BANDUNG, WWW.PASJABAR.COM– Di pagi yang sunyi dan berembun, saat matahari baru menggeliat dari balik pepohonan pinus, ada damai yang tak bisa dijelaskan. Damai itu juga yang dirasakan Siti Nuzulia Astiti Purwanto atau yang akrab disapa Nuzul, perempuan kelahiran Bandung, 17 Januari 1998, setiap kali melangkah di jalur pendakian.
Perkenalannya dengan dunia gunung berawal dari ajakan teman, tahun 2024. Gunung Pangradinan jadi awal mula segalanya.
“Sebelumnya aku cuma suka trekking ringan, tapi sejak saat itu, jadi nagih.

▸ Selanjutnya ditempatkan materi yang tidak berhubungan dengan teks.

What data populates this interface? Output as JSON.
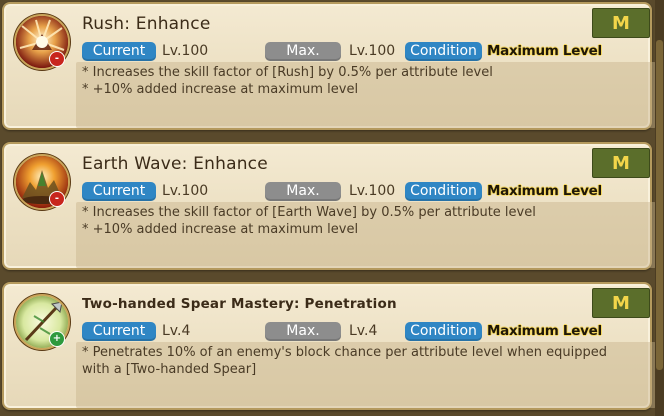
{
  "skills": [
    {
      "name": "Rush: Enhance",
      "icon": "rush-skill-icon",
      "badge": "-",
      "grade": "M",
      "current_label": "Current",
      "current_level": "Lv.100",
      "max_label": "Max.",
      "max_level": "Lv.100",
      "condition_label": "Condition",
      "condition_value": "Maximum Level",
      "desc_line1": "* Increases the skill factor of [Rush] by 0.5% per attribute level",
      "desc_line2": "* +10% added increase at maximum level"
    },
    {
      "name": "Earth Wave: Enhance",
      "icon": "earth-wave-skill-icon",
      "badge": "-",
      "grade": "M",
      "current_label": "Current",
      "current_level": "Lv.100",
      "max_label": "Max.",
      "max_level": "Lv.100",
      "condition_label": "Condition",
      "condition_value": "Maximum Level",
      "desc_line1": "* Increases the skill factor of [Earth Wave] by 0.5% per attribute level",
      "desc_line2": "* +10% added increase at maximum level"
    },
    {
      "name": "Two-handed Spear Mastery: Penetration",
      "icon": "spear-mastery-icon",
      "badge": "+",
      "grade": "M",
      "current_label": "Current",
      "current_level": "Lv.4",
      "max_label": "Max.",
      "max_level": "Lv.4",
      "condition_label": "Condition",
      "condition_value": "Maximum Level",
      "desc_line1": "* Penetrates 10% of an enemy's block chance per attribute level when equipped",
      "desc_line2": "with a [Two-handed Spear]"
    }
  ],
  "colors": {
    "pill_blue": "#2f86c4",
    "pill_gray": "#8d8d8d",
    "grade_bg": "#5b6e2b",
    "grade_text": "#f3d54a",
    "badge_red": "#c8251d",
    "badge_green": "#2e9a3e"
  }
}
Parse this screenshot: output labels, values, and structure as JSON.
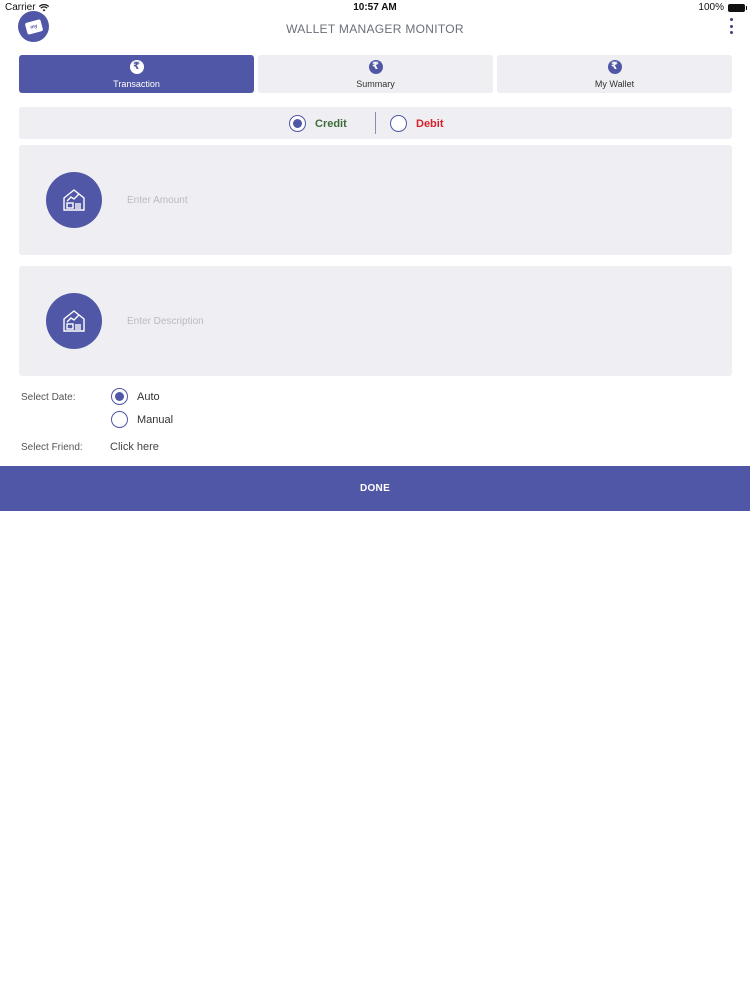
{
  "status_bar": {
    "carrier": "Carrier",
    "time": "10:57 AM",
    "battery": "100%",
    "wifi_icon": "wifi-icon",
    "battery_icon": "battery-icon"
  },
  "nav": {
    "logo_text": "my",
    "title": "WALLET MANAGER MONITOR",
    "menu_icon": "more-vertical-icon"
  },
  "tabs": [
    {
      "label": "Transaction",
      "icon": "rupee-icon",
      "icon_glyph": "₹",
      "active": true
    },
    {
      "label": "Summary",
      "icon": "rupee-icon",
      "icon_glyph": "₹",
      "active": false
    },
    {
      "label": "My Wallet",
      "icon": "rupee-icon",
      "icon_glyph": "₹",
      "active": false
    }
  ],
  "transaction_type": {
    "credit_label": "Credit",
    "debit_label": "Debit",
    "selected": "Credit",
    "credit_color": "#3f6b3a",
    "debit_color": "#d4232b"
  },
  "amount": {
    "placeholder": "Enter Amount",
    "value": "",
    "icon": "wallet-chart-icon"
  },
  "description": {
    "placeholder": "Enter Description",
    "value": "",
    "icon": "wallet-chart-icon"
  },
  "date": {
    "label": "Select Date:",
    "auto_label": "Auto",
    "manual_label": "Manual",
    "selected": "Auto"
  },
  "friend": {
    "label": "Select Friend:",
    "link_text": "Click here"
  },
  "done_button": {
    "label": "DONE"
  },
  "colors": {
    "accent": "#5057a6",
    "panel": "#efeff3",
    "background": "#ffffff"
  }
}
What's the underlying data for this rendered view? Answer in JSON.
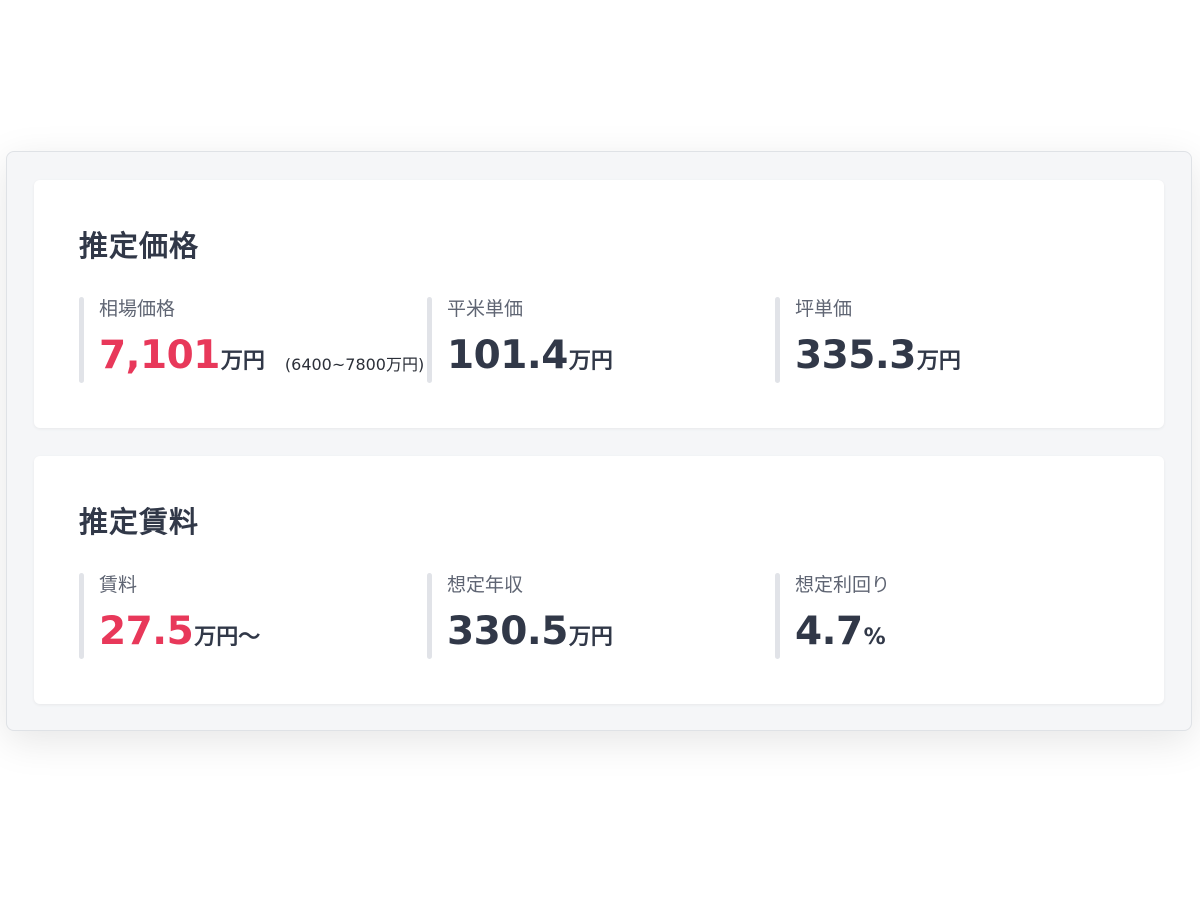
{
  "price_card": {
    "title": "推定価格",
    "metrics": [
      {
        "label": "相場価格",
        "value": "7,101",
        "unit": "万円",
        "range": "(6400~7800万円)"
      },
      {
        "label": "平米単価",
        "value": "101.4",
        "unit": "万円"
      },
      {
        "label": "坪単価",
        "value": "335.3",
        "unit": "万円"
      }
    ]
  },
  "rent_card": {
    "title": "推定賃料",
    "metrics": [
      {
        "label": "賃料",
        "value": "27.5",
        "unit": "万円〜"
      },
      {
        "label": "想定年収",
        "value": "330.5",
        "unit": "万円"
      },
      {
        "label": "想定利回り",
        "value": "4.7",
        "unit": "%"
      }
    ]
  },
  "colors": {
    "accent": "#e8385a",
    "text_dark": "#313848",
    "label_gray": "#5f6573",
    "divider": "#e1e3e8",
    "panel_bg": "#f5f6f8"
  }
}
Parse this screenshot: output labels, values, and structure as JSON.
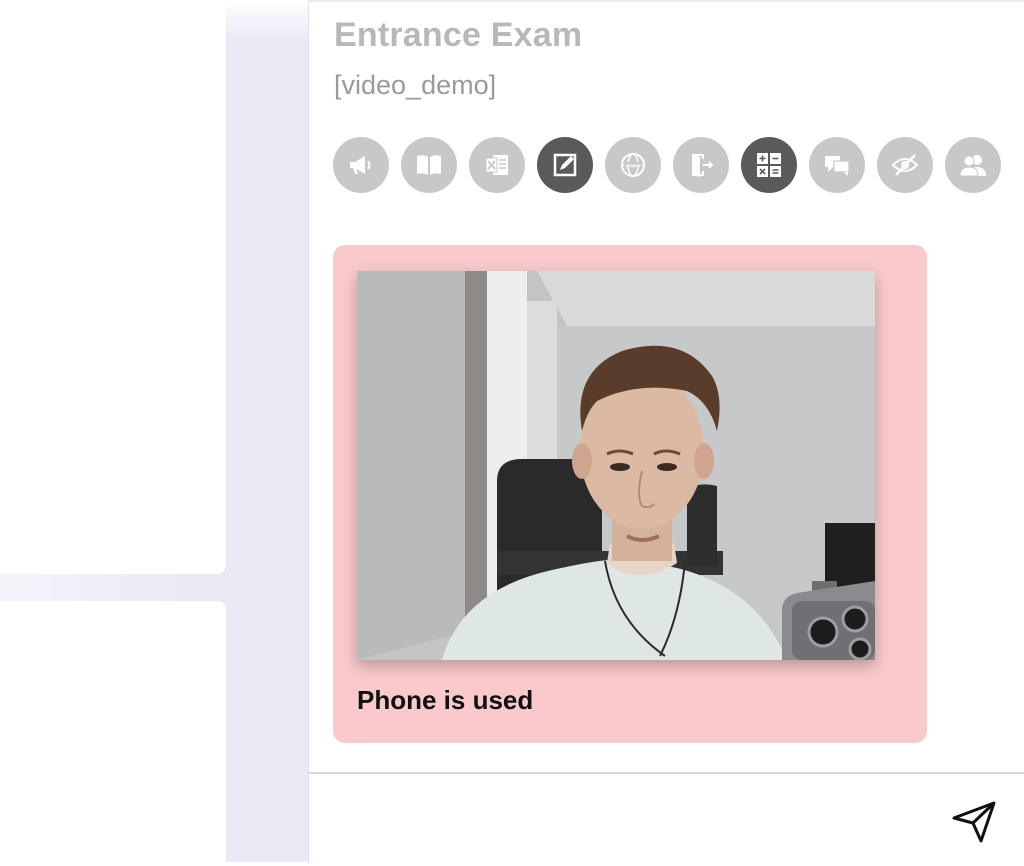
{
  "exam": {
    "title": "Entrance Exam",
    "subtitle": "[video_demo]"
  },
  "toolbar": {
    "tools": [
      {
        "icon": "megaphone-icon",
        "active": false
      },
      {
        "icon": "book-icon",
        "active": false
      },
      {
        "icon": "spreadsheet-icon",
        "active": false
      },
      {
        "icon": "edit-icon",
        "active": true
      },
      {
        "icon": "web-icon",
        "active": false
      },
      {
        "icon": "exit-icon",
        "active": false
      },
      {
        "icon": "calculator-icon",
        "active": true
      },
      {
        "icon": "chat-icon",
        "active": false
      },
      {
        "icon": "eye-slash-icon",
        "active": false
      },
      {
        "icon": "users-icon",
        "active": false
      }
    ]
  },
  "alert": {
    "caption": "Phone is used",
    "color": "#f9c9cc"
  }
}
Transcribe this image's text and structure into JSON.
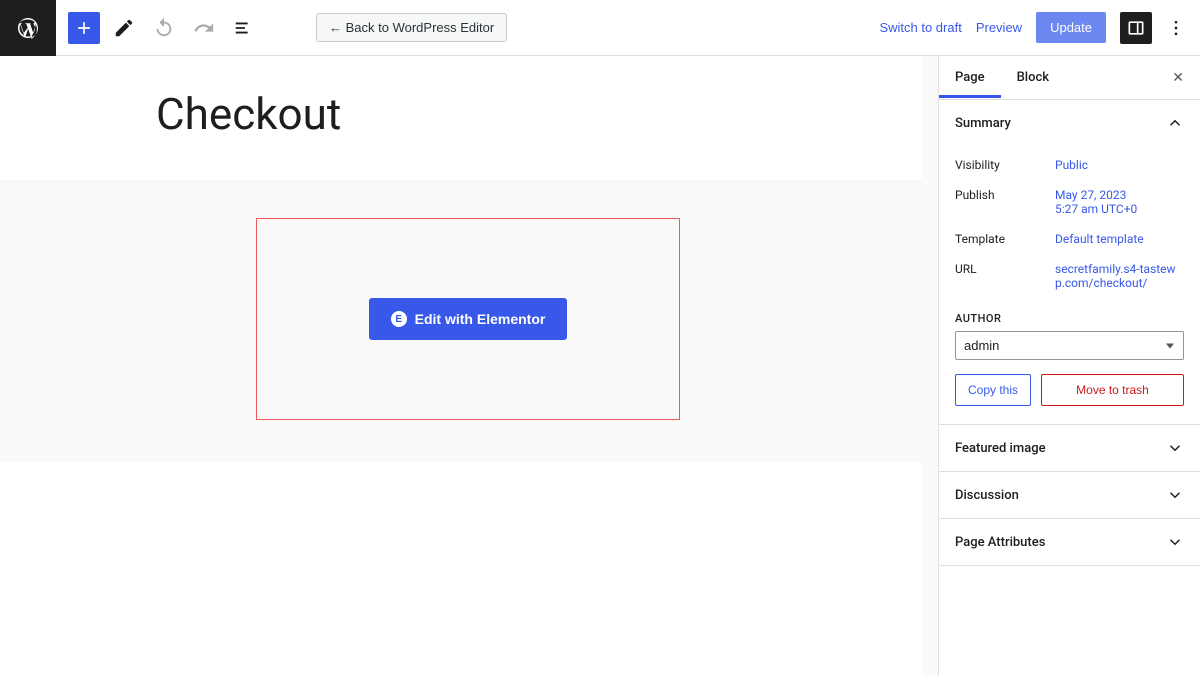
{
  "toolbar": {
    "back_label": "← Back to WordPress Editor",
    "switch_draft": "Switch to draft",
    "preview": "Preview",
    "update": "Update"
  },
  "editor": {
    "title": "Checkout",
    "elementor_button": "Edit with Elementor"
  },
  "sidebar": {
    "tabs": {
      "page": "Page",
      "block": "Block"
    },
    "summary": {
      "header": "Summary",
      "visibility_label": "Visibility",
      "visibility_value": "Public",
      "publish_label": "Publish",
      "publish_value_line1": "May 27, 2023",
      "publish_value_line2": "5:27 am UTC+0",
      "template_label": "Template",
      "template_value": "Default template",
      "url_label": "URL",
      "url_value": "secretfamily.s4-tastewp.com/checkout/",
      "author_label": "AUTHOR",
      "author_value": "admin",
      "copy_label": "Copy this",
      "trash_label": "Move to trash"
    },
    "panels": {
      "featured": "Featured image",
      "discussion": "Discussion",
      "attributes": "Page Attributes"
    }
  }
}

Kayak ada rasa yang nggak bisa dilepas,” tuturnya.
Kini, 14 gunung sudah ia tapaki. Dari yang bertanah merah hingga berbatu tajam, dari Gunung Ciremai yang mistis sampai Gunung Prau dengan siluet Sindoro-Sumbing yang katanya, “se-magical itu.”
Bagi Nuzul, gunung bukan soal ketinggian, tapi kedalaman. Bukan tentang menaklukkan alam, melainkan menyatu dengannya.
“Setiap naik, aku selalu dapat tenang. Bisa ngobrol sama diri sendiri tanpa distraksi. Di ketinggian, kita dituntut jujur pada apa yang kita rasakan,” ungkapnya.
Di Gunung Prau, ia menangkap cahaya fajar yang jatuh sempurna di antara gunung-gunung biru di kejauhan. Di Ciremai, ia berdiri di Padang Edelweiss yang luas seperti dunia yang lupa waktu.
“Ada rasa dipanggil. Kayak Ciremai tuh punya magis sendiri,” tuturnya.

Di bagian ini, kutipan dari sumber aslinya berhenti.